Ayer, martes 15 de septiembre, el comandante del 3.º Cuerpo de Ejército ucraniano, Andriy Biletsky, confirmó los rumores sobre una contraofensiva en curso en el norte de la región de Donetsk. Biletsky anunció que las fuerzas ucranianas habían liberado el equivalente a 85 km² de territorio en los alrededores de Lyman y habían obligado al ejército ruso a retirar sus suministros de combustible hacia la región rusa de Vorónezh, a unos cien kilómetros 1.

Es la primera vez en casi cuatro años que Kiev hace retroceder de forma significativa al ejército ruso en este sector del frente.

  • Lyman, una ciudad situada al norte de la región de Donetsk, cuya población ascendía a 20.000 habitantes antes de la guerra, fue liberada en octubre de 2022 por las fuerzas ucranianas tras cinco meses de ocupación rusa.
  • Sin embargo, la situación se había deteriorado desde entonces: en noviembre de 2025, Deep State informaba de infiltraciones rusas en la ciudad desde el sureste.
  • El grupo señalaba entonces que «la presión constante ejercida por las fuerzas rusas y su superioridad numérica pueden cambiar la situación en cualquier momento».

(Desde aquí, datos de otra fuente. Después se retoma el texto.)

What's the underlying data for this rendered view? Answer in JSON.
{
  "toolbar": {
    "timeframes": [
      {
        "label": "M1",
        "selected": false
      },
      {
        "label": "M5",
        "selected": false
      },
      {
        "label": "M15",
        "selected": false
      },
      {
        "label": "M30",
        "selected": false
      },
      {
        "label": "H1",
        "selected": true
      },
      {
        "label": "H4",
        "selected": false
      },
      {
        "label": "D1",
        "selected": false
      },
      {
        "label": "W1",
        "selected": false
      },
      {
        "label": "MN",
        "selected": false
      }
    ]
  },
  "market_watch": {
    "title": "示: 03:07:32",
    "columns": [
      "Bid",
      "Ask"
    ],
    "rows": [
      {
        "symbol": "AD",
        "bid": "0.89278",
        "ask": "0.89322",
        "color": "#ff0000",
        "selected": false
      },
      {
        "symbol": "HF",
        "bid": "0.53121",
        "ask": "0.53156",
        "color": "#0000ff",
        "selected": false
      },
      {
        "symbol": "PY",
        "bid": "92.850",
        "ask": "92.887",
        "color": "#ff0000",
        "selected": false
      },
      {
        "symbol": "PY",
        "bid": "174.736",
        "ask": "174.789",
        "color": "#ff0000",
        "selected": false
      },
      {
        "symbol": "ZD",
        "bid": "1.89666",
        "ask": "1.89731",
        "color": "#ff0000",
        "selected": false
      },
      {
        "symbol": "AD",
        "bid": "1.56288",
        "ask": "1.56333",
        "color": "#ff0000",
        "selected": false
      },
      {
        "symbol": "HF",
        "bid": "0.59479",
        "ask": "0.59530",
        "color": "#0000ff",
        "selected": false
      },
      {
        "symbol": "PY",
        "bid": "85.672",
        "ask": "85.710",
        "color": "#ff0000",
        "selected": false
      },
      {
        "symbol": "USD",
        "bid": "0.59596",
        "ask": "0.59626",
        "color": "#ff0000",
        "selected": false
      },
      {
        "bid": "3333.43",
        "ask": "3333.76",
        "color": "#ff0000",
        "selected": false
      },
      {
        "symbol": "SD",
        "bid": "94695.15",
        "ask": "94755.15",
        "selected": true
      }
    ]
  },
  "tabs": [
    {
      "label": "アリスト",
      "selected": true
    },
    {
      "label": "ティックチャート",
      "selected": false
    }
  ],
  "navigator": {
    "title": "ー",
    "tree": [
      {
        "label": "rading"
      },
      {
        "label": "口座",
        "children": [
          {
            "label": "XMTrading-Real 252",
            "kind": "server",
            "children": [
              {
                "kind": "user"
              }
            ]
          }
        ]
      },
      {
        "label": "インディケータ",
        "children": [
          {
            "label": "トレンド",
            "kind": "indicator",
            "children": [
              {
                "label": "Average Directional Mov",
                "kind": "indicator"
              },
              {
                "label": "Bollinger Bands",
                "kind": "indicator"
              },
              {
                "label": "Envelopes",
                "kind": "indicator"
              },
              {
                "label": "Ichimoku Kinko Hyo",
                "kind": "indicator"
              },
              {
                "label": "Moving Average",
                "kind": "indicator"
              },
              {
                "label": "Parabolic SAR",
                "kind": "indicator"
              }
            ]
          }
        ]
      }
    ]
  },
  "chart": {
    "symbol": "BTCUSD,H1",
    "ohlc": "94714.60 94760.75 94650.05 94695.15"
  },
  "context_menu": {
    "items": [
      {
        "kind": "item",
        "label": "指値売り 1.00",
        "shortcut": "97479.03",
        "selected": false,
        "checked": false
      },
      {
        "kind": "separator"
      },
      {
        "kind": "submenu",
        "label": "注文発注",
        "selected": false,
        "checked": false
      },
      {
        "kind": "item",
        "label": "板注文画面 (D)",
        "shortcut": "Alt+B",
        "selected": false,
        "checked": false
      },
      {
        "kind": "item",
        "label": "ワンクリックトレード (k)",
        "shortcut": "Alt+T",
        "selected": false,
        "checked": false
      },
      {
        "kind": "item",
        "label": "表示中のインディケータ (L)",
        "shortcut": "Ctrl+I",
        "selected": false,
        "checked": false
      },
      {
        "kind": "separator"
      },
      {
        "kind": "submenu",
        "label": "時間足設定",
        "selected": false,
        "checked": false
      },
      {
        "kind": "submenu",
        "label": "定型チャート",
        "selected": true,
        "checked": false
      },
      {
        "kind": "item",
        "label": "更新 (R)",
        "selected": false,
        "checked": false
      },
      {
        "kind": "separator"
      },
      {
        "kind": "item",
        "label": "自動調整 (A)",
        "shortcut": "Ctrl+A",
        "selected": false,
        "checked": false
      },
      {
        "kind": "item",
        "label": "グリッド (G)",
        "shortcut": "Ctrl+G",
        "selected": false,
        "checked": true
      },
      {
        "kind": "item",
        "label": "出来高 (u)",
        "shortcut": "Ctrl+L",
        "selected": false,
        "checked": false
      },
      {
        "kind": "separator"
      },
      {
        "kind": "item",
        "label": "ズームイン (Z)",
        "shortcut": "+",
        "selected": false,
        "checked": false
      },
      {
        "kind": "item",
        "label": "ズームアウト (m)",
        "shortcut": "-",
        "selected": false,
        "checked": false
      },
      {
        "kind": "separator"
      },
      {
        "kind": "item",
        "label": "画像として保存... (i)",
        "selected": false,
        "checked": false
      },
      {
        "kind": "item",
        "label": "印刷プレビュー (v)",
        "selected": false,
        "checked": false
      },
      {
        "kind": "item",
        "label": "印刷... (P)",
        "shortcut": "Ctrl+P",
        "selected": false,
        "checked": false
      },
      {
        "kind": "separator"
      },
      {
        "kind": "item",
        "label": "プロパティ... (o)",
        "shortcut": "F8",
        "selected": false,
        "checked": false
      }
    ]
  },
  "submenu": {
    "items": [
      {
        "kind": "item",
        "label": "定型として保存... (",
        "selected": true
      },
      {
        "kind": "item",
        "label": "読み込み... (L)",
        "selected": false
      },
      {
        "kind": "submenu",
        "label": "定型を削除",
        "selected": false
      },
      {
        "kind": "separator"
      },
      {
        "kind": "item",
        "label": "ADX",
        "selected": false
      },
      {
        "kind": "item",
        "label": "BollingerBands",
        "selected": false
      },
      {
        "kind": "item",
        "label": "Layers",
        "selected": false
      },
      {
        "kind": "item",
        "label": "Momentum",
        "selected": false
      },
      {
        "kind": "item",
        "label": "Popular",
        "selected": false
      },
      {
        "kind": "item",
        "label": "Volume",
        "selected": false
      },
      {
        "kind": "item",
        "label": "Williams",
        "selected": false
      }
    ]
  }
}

La operación, bautizada como «Vivaldi», se desarrolla en un silencio operativo similar al que caracterizó la contraofensiva llevada a cabo durante el primer semestre en el sur del país, y que condujo a la liberación de 745 km² de territorio en las regiones de Dnipropetrovsk, Donetsk y Zaporiyia. 

  • Este «silencio mediático» se debe tanto a motivos de seguridad como a la voluntad de no incitar al mando ruso a destinar más recursos para repeler los avances ucranianos.
  • De hecho, los cuatro años de guerra han puesto de manifiesto que la discrepancia entre la percepción de Moscú y la realidad de las relaciones de fuerza en el frente tendía a crear condiciones favorables para Kiev.

Debido a la voluntad de los responsables militares rusos de no comunicar al poder político los fracasos o la falta de éxitos en el frente, es posible que el ejército ruso haya dejado que la situación se deteriorara durante varios meses sin reaccionar a tiempo.

  • Según el analista Clément Molin, la contraofensiva ucraniana en el sector de Lyman se habría iniciado ya a finales de mayo 2.
  • Biletsky afirma que la liberación de 85 km² no sería más que la primera fase de una operación más prolongada, lo que sugiere que el territorio liberado podría ser más extenso una vez concluida dicha operación.
  • A finales de agosto, Molin afirmaba que unos 200 km² de territorio que estaban bajo control ruso «se habían perdido» 3. Según el ISW, es probable que las fuerzas ucranianas ya hayan logrado avances superiores a los anunciados por Biletsky 4.

Aunque estos avances siguen siendo inferiores a los logrados en el sur del país entre enero y agosto, la retomada de la iniciativa por parte de Kiev en este sector del frente podría retrasar significativamente el avance ruso en la región de Donetsk.

  • Según fuentes cercanas al Kremlin, Putin querría haber tomado el control de toda la región en los próximos seis meses.
  • A finales de agosto, Volodímir Zelenski había afirmado que el presidente ruso había fijado como fecha límite el 31 de diciembre de 2026.
  • Desde 2022, Putin ha fijado 15 plazos al ejército para la toma de la región de Donetsk, pero no se ha logrado cumplir ninguno de ellos.